Karşımızda sunumu çok da etkili bir oyun yok
Railway Empire 2 oyununun PlayStation 5 versiyonunu deneyimledim ve açıkçası oyunun sunumundan pek memnun kalmadım. Her şeyden önce oyunun görselliği ya çok yetersizdi, ya da çok abartılmıştı. Özellikle de haritada kamerayı yakınlaştırdığınız zaman karşınıza çıkan görsellik yoğun ve aynı zamanda da kötü görünüyor. Oyun, uzaklaştırdığınız zaman biraz daha farklı, minimalist bir hal alıyor ve o şekilde daha güzel görünüyor ama ray kurma filan o kadar uzaktan yapılmıyor tabii ki. Ayrıca oyunun renk paleti filan da oldukça iç bunaltıcı seviyede, bu yüzden uzun süreli oyun deneyimleri bir tık sıkıcı olabiliyor psikolojik açıdan.
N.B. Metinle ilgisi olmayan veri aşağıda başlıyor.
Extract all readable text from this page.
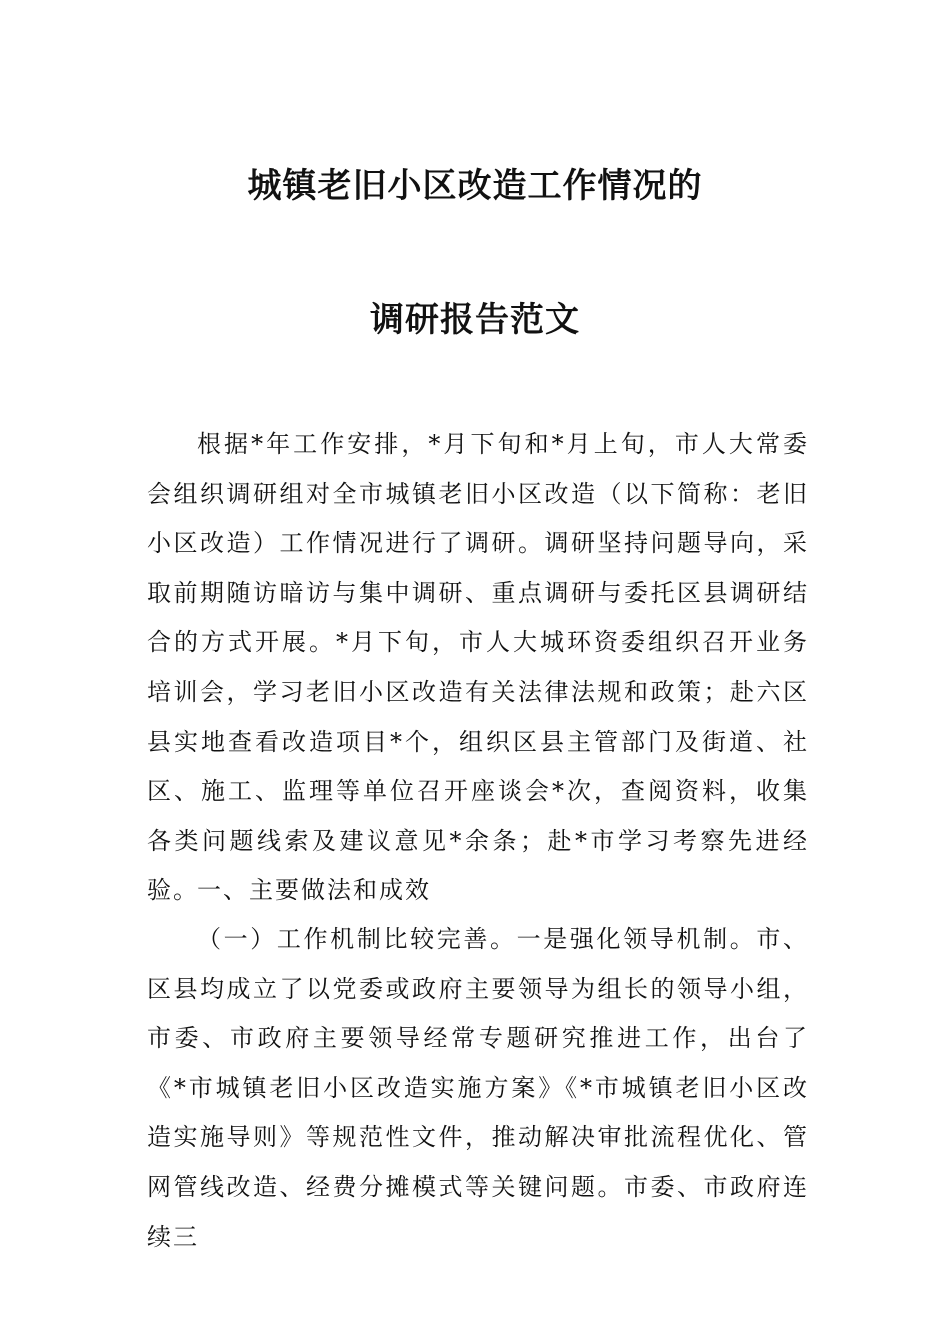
城镇老旧小区改造工作情况的
调研报告范文

根据*年工作安排，*月下旬和*月上旬，市人大常委会组织调研组对全市城镇老旧小区改造（以下简称：老旧小区改造）工作情况进行了调研。调研坚持问题导向，采取前期随访暗访与集中调研、重点调研与委托区县调研结合的方式开展。*月下旬，市人大城环资委组织召开业务培训会，学习老旧小区改造有关法律法规和政策；赴六区县实地查看改造项目*个，组织区县主管部门及街道、社区、施工、监理等单位召开座谈会*次，查阅资料，收集各类问题线索及建议意见*余条；赴*市学习考察先进经验。

一、主要做法和成效

（一）工作机制比较完善。一是强化领导机制。市、区县均成立了以党委或政府主要领导为组长的领导小组，市委、市政府主要领导经常专题研究推进工作，出台了《*市城镇老旧小区改造实施方案》《*市城镇老旧小区改造实施导则》等规范性文件，推动解决审批流程优化、管网管线改造、经费分摊模式等关键问题。市委、市政府连续三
Railway Empire 2 oyununun performansı da ne yazık ki başarısız. Her şeyden önce oyun, 30 FPS olarak çalışıyor. Yeni nesilde hala 30 FPS olan ama bunu çok belli etmeyen birçok oyun var, bunların en büyük örneği bence EA Sports PGA Tour. O oyunda ve diğer birkaç oyunda, deneyiminizi yaşarken 30 FPS kendisini hiç belli etmiyor ama bu oyunda performansın düşük olduğu çok açık ve özellikle kamerayı yaklaştırdıkça bu FPS oranı daha da fazla düşebiliyor. Bu da ne yazık ki halihazırda kötü hissettiren deneyimi daha da kötü bir hale sokuyor. Keşke oyunun içerisinde bir performans modu bulundursaymış geliştirici ekip.
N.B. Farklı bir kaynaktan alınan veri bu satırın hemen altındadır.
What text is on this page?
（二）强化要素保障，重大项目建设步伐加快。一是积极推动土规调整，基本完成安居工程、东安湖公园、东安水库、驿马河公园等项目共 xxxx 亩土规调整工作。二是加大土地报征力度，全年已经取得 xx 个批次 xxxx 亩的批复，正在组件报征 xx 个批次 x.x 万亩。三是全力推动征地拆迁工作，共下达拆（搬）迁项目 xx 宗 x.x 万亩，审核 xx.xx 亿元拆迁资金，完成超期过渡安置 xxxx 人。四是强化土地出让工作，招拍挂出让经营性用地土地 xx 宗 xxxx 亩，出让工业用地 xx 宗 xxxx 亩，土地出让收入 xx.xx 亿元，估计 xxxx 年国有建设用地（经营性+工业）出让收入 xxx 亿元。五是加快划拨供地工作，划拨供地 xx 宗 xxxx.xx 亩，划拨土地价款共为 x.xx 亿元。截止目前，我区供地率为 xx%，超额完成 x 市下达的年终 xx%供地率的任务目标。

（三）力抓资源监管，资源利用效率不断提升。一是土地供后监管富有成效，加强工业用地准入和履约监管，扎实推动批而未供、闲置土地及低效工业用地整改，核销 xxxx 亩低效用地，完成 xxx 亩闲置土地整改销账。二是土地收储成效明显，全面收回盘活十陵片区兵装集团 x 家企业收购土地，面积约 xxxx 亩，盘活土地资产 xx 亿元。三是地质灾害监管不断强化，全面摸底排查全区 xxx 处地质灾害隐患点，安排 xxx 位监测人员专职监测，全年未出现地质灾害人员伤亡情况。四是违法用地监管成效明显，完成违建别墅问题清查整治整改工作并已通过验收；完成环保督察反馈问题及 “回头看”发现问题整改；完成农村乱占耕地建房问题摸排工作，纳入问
Görsellik ve performans kategorilerinde olduğu gibi ne yazık ki sesler ve müziklerde de net olarak bir başarı yok. Öncelikle, oyunda seslendirme performansları mevcut ve bunlar aslında fena değil ama geriye kalan ses efektleri çok zayıf ve arka planda çalan müzikler de kendisini hiçbir şekilde memnun etmiyor. Yani, bu oyunun bütçesi tabii ki çok yüksek değil ama aynı zamanda da sunum kategorisine sanıyorum ki bu bütçeden çok az pay düşmüş. Görsellik ve performans biraz daha iyi olsaydı, sesler ve müziklerdeki problemleri biraz görmezden gelebilirdim ama Railway Empire 2 oyununun sunum elementlerinin tamamı başarısız.
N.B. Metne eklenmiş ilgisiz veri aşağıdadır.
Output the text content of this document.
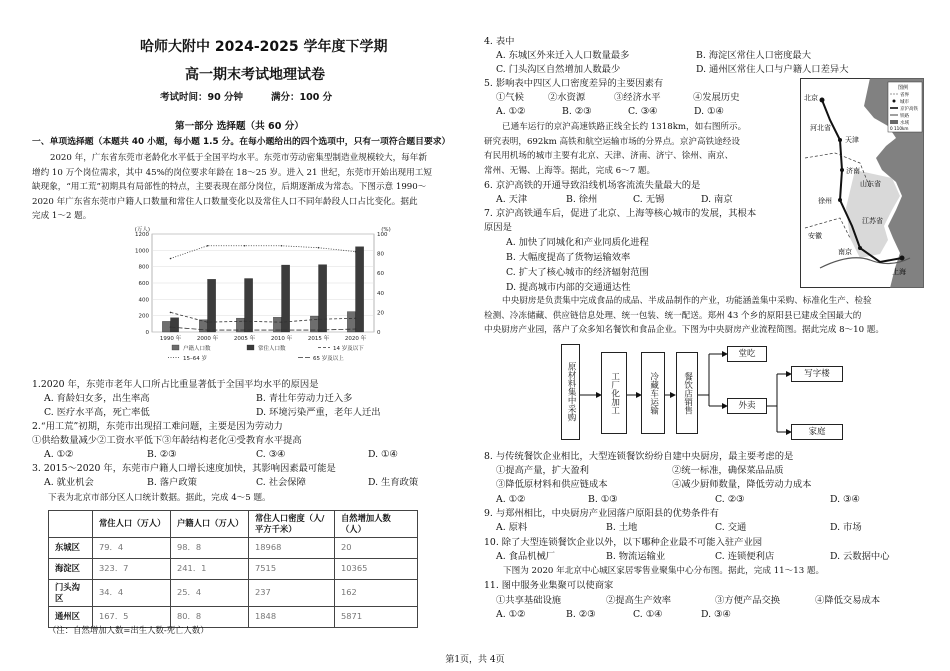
哈师大附中 2024-2025 学年度下学期
高一期末考试地理试卷
考试时间：90 分钟	满分：100 分
第一部分 选择题（共 60 分）
一、单项选择题（本题共 40 小题，每小题 1.5 分。在每小题给出的四个选项中，只有一项符合题目要求）
2020 年，广东省东莞市老龄化水平低于全国平均水平。东莞市劳动密集型制造业规模较大，每年新
增约 10 万个岗位需求，其中 45%的岗位要求年龄在 18～25 岁。进入 21 世纪，东莞市开始出现用工短
缺现象，“用工荒”初期具有局部性的特点，主要表现在部分岗位，后期逐渐成为常态。下图示意 1990～
2020 年广东省东莞市户籍人口数量和常住人口数量变化以及常住人口不同年龄段人口占比变化。据此
完成 1～2 题。
0
200
400
600
800
1000
1200
0
20
40
60
80
100
(万人)	(%)
1990 年	2000 年	2005 年	2010 年	2015 年	2020 年
户籍人口数	常住人口数	14 岁及以下
15–64 岁	65 岁及以上
1.2020 年，东莞市老年人口所占比重显著低于全国平均水平的原因是
A. 育龄妇女多，出生率高	B. 青壮年劳动力迁入多
C. 医疗水平高，死亡率低	D. 环境污染严重，老年人迁出
2.“用工荒”初期，东莞市出现招工难问题，主要是因为劳动力
①供给数量减少②工资水平低下③年龄结构老化④受教育水平提高
A. ①②	B. ②③	C. ③④	D. ①④
3. 2015～2020 年，东莞市户籍人口增长速度加快，其影响因素最可能是
A. 就业机会	B. 落户政策	C. 社会保障	D. 生育政策
下表为北京市部分区人口统计数据。据此，完成 4～5 题。
	常住人口（万人）	户籍人口（万人）	常住人口密度（人/平方千米）	自然增加人数（人）
东城区	79．4	98．8	18968	20
海淀区	323．7	241．1	7515	10365
门头沟区	34．4	25．4	237	162
通州区	167．5	80．8	1848	5871
（注：自然增加人数=出生人数-死亡人数）
4. 表中
A. 东城区外来迁入人口数量最多	B. 海淀区常住人口密度最大
C. 门头沟区自然增加人数最少	D. 通州区常住人口与户籍人口差异大
5. 影响表中四区人口密度差异的主要因素有
①气候	②水资源	③经济水平	④发展历史
A. ①②	B. ②③	C. ③④	D. ①④
已通车运行的京沪高速铁路正线全长约 1318km，如右图所示。
研究表明，692km 高铁和航空运输市场的分界点。京沪高铁途经设
有民用机场的城市主要有北京、天津、济南、济宁、徐州、南京、
常州、无锡、上海等。据此，完成 6～7 题。
6. 京沪高铁的开通导致沿线机场客流流失量最大的是
A. 天津	B. 徐州	C. 无锡	D. 南京
7. 京沪高铁通车后，促进了北京、上海等核心城市的发展，其根本
原因是
A. 加快了同城化和产业同质化进程
B. 大幅度提高了货物运输效率
C. 扩大了核心城市的经济辐射范围
D. 提高城市内部的交通通达性
北京
天津
河北省
济南
山东省
徐州
安徽
江苏省
南京
上海
图例
省界
城市
京沪高铁
铁路
水域
0 110km
中央厨房是负责集中完成食品的成品、半成品制作的产业，功能涵盖集中采购、标准化生产、检验
检测、冷冻储藏、供应链信息处理、统一包装、统一配送。郑州 43 个乡的原阳县已建成全国最大的
中央厨房产业园，落户了众多知名餐饮和食品企业。下图为中央厨房产业流程简图。据此完成 8～10 题。
原材料集中采购	工厂化加工	冷藏车运输	餐饮店销售
堂吃
外卖
写字楼
家庭
8. 与传统餐饮企业相比，大型连锁餐饮纷纷自建中央厨房，最主要考虑的是
①提高产量，扩大盈利	②统一标准，确保菜品品质
③降低原材料和供应链成本	④减少厨师数量，降低劳动力成本
A. ①②	B. ①③	C. ②③	D. ③④
9. 与郑州相比，中央厨房产业园落户原阳县的优势条件有
A. 原料	B. 土地	C. 交通	D. 市场
10. 除了大型连锁餐饮企业以外，以下哪种企业最不可能入驻产业园
A. 食品机械厂	B. 物流运输业	C. 连锁便利店	D. 云数据中心
下图为 2020 年北京中心城区家居零售业聚集中心分布图。据此，完成 11～13 题。
11. 图中服务业集聚可以使商家
①共享基础设施	②提高生产效率	③方便产品交换	④降低交易成本
A. ①②	B. ②③	C. ①④	D. ③④
第1页，共 4页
Durumu özetlemek gerekirse Railway Empire 2, sunum kategorisinde başarısız kalsa bile en azından oyunun geri kalanı hiç de fena değil. Eğer trenlere karşı bir ilginiz varsa ve/veya daha önce Transport Fever serisinden bir oyunu oynadıysanız, ona alternatif bir oyun arıyorsanız, bu yapıta kesinlikle bir şans verebilirsiniz. Bu serinin ilk oyununu sevdiyseniz de bence ikinci oyuna bayılacaksınız. Sadece, oyun PlayStation 5 tarafında performans tarafında sıkıntı çektiği için belki biraz indirim beklemek isteyebilirsiniz. Yine de bütçe sizin bütçeniz; paranızı kendi istediğiniz gibi harcayın, oyun eğer ilginizi çekiyorsa alın. Benim fikrim, indirim beklenmesinden yana.